La tecnica dell’arrampicata su ghiaccio, l’uso della piccozza, il gradinamento, l’uso dei ramponi è sostanzialmente eguale a quella praticata attualmente. Per le norme di sicurezza della cordata valgono le stesse considerazioni fatte per l’arrampicata in roccia.
Nel settore dell’equipaggiamento una menzione particolare deve essere fatta a riguardo degli scarponi. Il manuale inneggia all’introduzione della suola con chiodi di gomma (Vibram) che risolve il problema del tipo unico di calzatura adatto a tutti i tipi di terreno. Infatti prima della Vibram abili fabbri fucinano a mano i chiodi che calzolai, altrettanto abili, fissano alla suola di cuoio degli scarponi. Ma i chiodi di ferro non tengono su roccia. Da qui la necessita per gli arrampicatori di sostituire gli scarponi con le pedule, più adatte all’arrampicata, e di portarsi il pesante fardello degli scarponi stessi nel sacco da montagna per tutta la salita. Il vecchio scarpone chiodato passa quindi, come dice il manuale, dai favori universali agli onori del museo. Adesso invece succede la stessa cosa. L’unica differenza è che lo scarpone Vibram si salva dagli “onori del museo” perché viene ancora utilizzato sulle salite miste ed in escursionismo. Nelle arrampicate di pura roccia è ormai generalizzato l’uso della scarpetta d’arrampicata: leggera, flessibile, consente con la sua aderenza di sfruttare anche le più piccole asperità. Passaggi che con lo scarpone risultano impegnativi diventano, come per incanto, più agevoli con la scarpetta.
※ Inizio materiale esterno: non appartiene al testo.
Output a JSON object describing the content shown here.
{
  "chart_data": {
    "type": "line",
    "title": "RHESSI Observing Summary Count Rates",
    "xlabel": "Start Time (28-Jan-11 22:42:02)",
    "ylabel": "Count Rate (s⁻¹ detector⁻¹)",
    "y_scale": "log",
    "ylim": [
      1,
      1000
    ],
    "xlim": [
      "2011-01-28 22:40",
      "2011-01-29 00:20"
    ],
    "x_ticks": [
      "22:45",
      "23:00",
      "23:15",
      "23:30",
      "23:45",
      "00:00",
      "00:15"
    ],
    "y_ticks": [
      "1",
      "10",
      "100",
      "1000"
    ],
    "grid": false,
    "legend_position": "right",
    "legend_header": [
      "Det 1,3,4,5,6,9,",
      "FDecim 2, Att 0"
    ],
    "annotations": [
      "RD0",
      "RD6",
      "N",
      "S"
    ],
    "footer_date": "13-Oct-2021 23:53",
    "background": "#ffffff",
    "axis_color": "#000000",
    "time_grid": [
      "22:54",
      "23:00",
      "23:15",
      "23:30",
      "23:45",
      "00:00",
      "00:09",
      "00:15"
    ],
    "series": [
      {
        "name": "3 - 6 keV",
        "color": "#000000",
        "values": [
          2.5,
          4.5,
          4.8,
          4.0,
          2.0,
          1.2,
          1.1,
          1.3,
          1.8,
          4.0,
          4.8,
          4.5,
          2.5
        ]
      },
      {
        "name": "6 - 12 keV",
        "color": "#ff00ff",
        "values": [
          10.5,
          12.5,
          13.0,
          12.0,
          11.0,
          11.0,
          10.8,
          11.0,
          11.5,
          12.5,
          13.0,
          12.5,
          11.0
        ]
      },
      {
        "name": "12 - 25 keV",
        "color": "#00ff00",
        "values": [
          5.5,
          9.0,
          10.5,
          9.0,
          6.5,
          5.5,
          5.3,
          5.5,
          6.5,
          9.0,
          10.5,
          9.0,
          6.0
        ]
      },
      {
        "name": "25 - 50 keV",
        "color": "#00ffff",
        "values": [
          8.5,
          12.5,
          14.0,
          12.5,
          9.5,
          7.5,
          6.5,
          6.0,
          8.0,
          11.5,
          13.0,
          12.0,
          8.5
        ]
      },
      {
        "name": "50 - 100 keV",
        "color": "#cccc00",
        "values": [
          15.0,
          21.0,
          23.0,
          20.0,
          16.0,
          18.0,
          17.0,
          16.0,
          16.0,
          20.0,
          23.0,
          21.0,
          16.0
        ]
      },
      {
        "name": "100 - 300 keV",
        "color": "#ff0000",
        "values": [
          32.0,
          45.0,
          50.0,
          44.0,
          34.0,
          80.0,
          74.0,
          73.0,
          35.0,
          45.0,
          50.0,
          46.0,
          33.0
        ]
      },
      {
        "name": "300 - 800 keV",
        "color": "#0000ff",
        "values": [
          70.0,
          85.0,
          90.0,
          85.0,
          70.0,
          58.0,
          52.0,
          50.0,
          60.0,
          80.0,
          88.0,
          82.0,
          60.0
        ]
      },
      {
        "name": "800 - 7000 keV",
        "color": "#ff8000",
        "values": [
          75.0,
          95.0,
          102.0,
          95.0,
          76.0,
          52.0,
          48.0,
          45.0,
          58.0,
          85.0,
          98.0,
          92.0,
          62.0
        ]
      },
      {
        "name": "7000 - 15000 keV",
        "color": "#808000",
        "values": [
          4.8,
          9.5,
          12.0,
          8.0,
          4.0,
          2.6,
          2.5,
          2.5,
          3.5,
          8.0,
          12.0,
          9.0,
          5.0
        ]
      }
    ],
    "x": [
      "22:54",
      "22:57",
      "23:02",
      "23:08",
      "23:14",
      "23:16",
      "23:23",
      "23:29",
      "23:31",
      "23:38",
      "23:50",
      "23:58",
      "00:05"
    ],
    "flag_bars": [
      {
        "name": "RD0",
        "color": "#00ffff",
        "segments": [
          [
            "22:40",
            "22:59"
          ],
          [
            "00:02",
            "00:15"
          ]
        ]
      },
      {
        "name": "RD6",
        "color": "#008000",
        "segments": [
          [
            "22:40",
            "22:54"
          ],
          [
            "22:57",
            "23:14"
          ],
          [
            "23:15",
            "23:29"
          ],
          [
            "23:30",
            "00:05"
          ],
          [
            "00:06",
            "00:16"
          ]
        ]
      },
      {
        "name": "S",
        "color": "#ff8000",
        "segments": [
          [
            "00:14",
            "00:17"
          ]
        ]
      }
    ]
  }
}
Continuo a sfogliare il manuale. Orrore !: la parola speleologia non esiste. L’esplorazione delle grotte viene definita alpinismo sotterraneo. I mezzi tecnici descritti sono primordiali, talmente primordiali da rendere impossibile un confronto con quelli attualmente in uso. Basti pensare che l’utilizzo del carburo e dell’acetilene non è molto consigliato per la sua complessità e precarietà di funzionamento. Viene raccomandato invece l’adozione dell’elmetto della prima guerra mondiale sul quale fissare una candela, soluzione questa che consente di avere le mani libere.
Ma ritorniamo all’alpinismo.
Considerazioni finali. i mezzi tecnici di sicurezza usati dagli alpinisti negli anni 30 - 60 sono rudimentali e sono la causa diretta di numerose disgrazie in montagna. Inventare cose nuove è sempre difficile, ed ancora più difficile è farle accettare agli altri, però in alcuni casi non c’è niente da inventare. Per esempio l’imbraco, già negli anni 30 è usato da tempo dai paracadutisti. Devono passare trent’anni per la sua introduzione in alpinismo.
Adesso mi viene un dubbio: forse fra vent’anni salterà fuori un saputello che, come
faccio io adesso, si metterà a criticare la nostra avanzatissima tecnica di progressione. Può succedere, comunque se succederà, se ci saremo ancora, ne discuteremo.